Der Nierenkrebs (Nierenzellkarzinom) hat in der Riege der soliden Tumoren auch noch eine Sonderstellung, weil er auf die bekannten Chemotherapien nicht bzw. sehr schlecht anspricht. Dort muss man andere Wege gehen.
Bis vor 10 Jahren hat man ihn mit einer unspezifischen Immuntherapie versucht zu bekämpfen, was aber nur in wenigen Fällen gelang und zu sehr starken Nebenwirkungen führte bis hin zu Herzinfarkten und Schlaganfällen. Diese Therapien werden heute nur noch bei sehr ausgesucht jungen und fitten Patienten angewandt. Eigentlich macht man das heute nicht mehr, ich glaube auch nicht, dass dies euer Onkologe gemeint hat, dazu später mehr.
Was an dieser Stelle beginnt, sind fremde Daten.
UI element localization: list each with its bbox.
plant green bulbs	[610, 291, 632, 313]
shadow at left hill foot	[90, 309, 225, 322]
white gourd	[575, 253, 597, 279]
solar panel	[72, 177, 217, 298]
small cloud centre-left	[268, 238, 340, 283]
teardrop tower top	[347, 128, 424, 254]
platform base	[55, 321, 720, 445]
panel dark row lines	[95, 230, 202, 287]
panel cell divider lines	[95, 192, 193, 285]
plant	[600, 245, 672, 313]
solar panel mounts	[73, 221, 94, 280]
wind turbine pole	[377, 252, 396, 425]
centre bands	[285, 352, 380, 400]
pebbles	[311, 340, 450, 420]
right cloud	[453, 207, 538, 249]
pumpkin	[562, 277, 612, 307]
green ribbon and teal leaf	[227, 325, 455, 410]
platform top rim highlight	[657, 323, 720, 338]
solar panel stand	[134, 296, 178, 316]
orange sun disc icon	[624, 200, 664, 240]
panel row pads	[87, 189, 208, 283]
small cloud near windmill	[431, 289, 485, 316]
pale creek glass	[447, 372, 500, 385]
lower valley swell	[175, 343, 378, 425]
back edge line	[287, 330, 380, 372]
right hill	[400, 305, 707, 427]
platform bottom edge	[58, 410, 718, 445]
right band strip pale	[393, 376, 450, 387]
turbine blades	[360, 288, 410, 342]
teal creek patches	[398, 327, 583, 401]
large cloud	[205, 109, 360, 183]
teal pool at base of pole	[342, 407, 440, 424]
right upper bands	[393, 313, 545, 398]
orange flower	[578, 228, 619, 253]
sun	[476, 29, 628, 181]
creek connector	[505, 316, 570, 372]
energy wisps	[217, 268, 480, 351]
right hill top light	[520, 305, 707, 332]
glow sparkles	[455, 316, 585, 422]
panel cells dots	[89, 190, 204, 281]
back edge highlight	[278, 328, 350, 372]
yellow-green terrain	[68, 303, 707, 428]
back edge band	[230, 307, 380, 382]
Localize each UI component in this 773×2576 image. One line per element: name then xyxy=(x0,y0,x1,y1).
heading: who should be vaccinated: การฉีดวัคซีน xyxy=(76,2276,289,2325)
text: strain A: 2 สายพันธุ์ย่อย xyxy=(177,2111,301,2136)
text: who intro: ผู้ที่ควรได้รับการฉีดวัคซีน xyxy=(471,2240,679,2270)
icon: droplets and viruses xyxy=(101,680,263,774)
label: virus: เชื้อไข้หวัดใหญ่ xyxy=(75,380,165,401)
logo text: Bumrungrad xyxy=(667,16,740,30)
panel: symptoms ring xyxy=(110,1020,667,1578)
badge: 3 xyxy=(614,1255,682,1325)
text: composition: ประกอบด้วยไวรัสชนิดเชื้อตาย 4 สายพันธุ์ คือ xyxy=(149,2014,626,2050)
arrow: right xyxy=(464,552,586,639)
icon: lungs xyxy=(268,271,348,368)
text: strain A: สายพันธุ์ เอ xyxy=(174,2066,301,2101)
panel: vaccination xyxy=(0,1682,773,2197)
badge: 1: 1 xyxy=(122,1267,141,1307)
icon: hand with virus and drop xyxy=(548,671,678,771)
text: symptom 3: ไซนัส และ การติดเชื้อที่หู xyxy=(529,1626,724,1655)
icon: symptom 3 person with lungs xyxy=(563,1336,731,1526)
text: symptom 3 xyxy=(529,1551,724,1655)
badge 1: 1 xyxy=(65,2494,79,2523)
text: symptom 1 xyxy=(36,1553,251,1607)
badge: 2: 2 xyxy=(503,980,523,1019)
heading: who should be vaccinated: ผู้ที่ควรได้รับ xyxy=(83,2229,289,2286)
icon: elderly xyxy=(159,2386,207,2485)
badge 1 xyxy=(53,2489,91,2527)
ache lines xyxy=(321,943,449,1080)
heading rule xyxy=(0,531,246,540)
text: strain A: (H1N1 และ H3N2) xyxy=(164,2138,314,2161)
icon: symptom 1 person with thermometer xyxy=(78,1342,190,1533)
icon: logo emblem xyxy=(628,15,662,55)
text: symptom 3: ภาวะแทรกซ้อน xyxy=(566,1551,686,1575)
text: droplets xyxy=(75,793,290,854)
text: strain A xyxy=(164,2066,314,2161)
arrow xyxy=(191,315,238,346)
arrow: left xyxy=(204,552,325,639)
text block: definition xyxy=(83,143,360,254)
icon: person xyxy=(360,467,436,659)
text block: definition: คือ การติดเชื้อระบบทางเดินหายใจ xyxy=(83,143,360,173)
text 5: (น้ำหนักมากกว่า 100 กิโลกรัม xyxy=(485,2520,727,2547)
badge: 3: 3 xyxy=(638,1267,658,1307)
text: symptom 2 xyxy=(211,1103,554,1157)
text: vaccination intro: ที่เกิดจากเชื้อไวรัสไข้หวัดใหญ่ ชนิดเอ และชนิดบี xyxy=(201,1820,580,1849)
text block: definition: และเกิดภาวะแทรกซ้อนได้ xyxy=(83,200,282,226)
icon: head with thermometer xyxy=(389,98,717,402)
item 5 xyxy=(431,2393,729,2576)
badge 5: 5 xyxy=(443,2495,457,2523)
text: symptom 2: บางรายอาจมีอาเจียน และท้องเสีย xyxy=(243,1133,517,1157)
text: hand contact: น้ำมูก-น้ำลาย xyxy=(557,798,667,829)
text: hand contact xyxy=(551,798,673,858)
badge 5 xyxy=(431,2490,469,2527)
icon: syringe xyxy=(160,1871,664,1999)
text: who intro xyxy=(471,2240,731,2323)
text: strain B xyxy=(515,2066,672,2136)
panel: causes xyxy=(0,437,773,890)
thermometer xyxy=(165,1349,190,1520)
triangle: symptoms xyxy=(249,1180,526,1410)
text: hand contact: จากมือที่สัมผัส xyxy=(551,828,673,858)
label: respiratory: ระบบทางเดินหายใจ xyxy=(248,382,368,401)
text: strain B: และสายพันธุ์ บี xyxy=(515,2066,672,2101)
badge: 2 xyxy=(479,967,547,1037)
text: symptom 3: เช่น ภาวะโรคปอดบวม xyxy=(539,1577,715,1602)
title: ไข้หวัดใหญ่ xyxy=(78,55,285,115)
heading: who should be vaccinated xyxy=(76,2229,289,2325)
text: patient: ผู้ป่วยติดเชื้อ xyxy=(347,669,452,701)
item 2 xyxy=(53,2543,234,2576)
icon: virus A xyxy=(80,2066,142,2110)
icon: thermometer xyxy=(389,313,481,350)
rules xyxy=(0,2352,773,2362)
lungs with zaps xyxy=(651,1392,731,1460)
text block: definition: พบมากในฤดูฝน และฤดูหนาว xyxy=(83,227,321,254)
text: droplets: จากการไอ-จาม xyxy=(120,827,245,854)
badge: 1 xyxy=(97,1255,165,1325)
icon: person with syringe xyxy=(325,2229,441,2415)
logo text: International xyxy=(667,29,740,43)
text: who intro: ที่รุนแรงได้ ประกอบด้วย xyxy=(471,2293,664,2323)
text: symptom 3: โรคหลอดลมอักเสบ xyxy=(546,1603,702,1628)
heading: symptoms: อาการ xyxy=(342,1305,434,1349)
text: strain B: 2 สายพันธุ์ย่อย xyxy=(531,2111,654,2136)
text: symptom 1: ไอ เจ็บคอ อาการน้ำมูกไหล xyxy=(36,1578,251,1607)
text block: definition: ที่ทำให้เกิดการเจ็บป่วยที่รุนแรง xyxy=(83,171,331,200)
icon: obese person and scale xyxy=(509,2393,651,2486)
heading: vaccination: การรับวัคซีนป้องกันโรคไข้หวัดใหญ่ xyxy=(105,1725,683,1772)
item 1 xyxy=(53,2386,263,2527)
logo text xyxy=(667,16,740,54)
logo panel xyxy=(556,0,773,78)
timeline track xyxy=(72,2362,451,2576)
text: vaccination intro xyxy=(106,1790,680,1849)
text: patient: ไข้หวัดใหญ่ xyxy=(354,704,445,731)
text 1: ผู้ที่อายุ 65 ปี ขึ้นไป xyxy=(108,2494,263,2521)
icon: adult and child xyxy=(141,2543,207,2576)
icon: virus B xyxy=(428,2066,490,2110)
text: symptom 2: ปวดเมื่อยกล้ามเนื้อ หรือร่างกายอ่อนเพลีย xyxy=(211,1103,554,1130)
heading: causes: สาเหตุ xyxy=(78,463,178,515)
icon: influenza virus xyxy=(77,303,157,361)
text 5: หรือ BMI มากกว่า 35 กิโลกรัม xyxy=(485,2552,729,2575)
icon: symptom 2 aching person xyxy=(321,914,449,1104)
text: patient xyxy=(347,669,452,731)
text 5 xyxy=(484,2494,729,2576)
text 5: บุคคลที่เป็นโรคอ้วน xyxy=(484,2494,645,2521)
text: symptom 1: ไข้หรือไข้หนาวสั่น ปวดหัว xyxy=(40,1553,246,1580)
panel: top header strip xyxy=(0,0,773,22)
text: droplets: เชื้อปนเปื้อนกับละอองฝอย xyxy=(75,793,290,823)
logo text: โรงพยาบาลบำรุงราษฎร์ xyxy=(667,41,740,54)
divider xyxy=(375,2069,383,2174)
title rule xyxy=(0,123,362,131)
Seit 2006 gibt es für die systemische Behandlung des metastierten Nierenkrebses eine relativ neue Art von Medikamenten (Angiogenese Hemmer oder Targetet Therapies) die, grob erklärt, die Blutzufuhr zu den Metastasen stören. Dadurch sollen die Tumorzellen in ihrem Wachstum gestoppt werden. Es gibt hier die sogenannten Tyrosinkinasehemmer kurz Tki wie Sutent (Sunitinib), Votrient (Pazozanib), Inlyta (Axitinib), und Nexavar (Sorafinib); die m-Tor Hemmer Avinitor (Everolimus) und Torisel (Temsirolimus); und den Antikörper Avastin (Bevazizumab). Diese Medikamente sind nicht kreuzresistend und können so nach Versagen durch ein anderes Medikament ersetzt werden. Dadurch kann man den Krebs lange in Schach halten. Zu den Nebenwirkungen steht viel im Nierenkrebsteil dieses Forums, z.B.: http://www.krebs-kompass.de/showthread.php?t=49490 , http://www.krebs-kompass.de/showthread.php?t=19379 . Beim Nierenkrebs Unterforum ist auch eine Patientenorganisation genannt, bei der man sich auch informieren kann http://www.krebs-kompass.de/showthread.php?t=42651 . Auch die deutsche Krebshilfe bietet Informationen an http://www.krebshilfe.de/fileadmin/I...ierenkrebs.pdf oder da schaust bei beim Krebsinformationsdienst des deutschen Krebsforschungszentrums vorbei www.krebsinformationsdienst.de . Und nicht zuletzt eure Onkologen werden euch da mit Tat und Rat zur Seite stehen. Diese Therapie bewirkt meist keine Heilung, sie soll diese Erkrankung chronifizieren, so dass man mit dem Krebs ein akzeptables Leben führen kann ( wie z.B. bei Diabetes). Ich mache das schon seit mittlerweile 5,5 Jahren und andere noch viel länger ( z.B. Heino aus diesem Forum).

Und jetzt zurück zu dieser Immuntherapie, die eure Ärzte vermutlich gemeint haben. Es kommen demnächst zielgerichtete Immuntherapien auf den Markt (in Deutschland noch nicht zugelassen, keine Ahnung wie das in der Schweiz aussieht) in Form von Antikörpern (z.B.: Nivolumab, Handelsname Opdivo). In der Zulassungstudie hat man hier beim Nierenkrebs sehr gute Ergebnisse gesehen, allerdings nur bei ungefähr einem Drittel bis zur Hälfte der Patienten. Man muss sich das hier so vorstellen, die Tumorzellen können sich vor dem Körper eigenen Immunsystem verstecken, diese Eigenschaft machen diese Antikörper zunichte. Die Tumorzellen werden wieder vom Immunsystem erkannt und können wieder bekämpft werden. Auch diese Therapie wird sehr wahrscheinlich nicht zur Heilung führen, aber hier konnte in der Studie gezeigt werden, dass man diese Therapien auch gegebenenfalls lange unterbrechen kann, bis man wieder das Medikament bekommen muss. Infos zu Nebenwirkungen, bzw. Erfahrensberichte sind auf Grund der wenigen Patienten, die dieses bisher bekommen haben, noch sehr rar. Bei der oben genannten Patientenorganisation kann man sich auch hierzu informieren.

So, der Roman ist zu Ende, hoffentlich habe ich euch etwas Weiterhelfen können.

Viele Grüße Jan

P.S. Eine Operation der Metastasen ist nicht mehr möglich oder sinnvoll?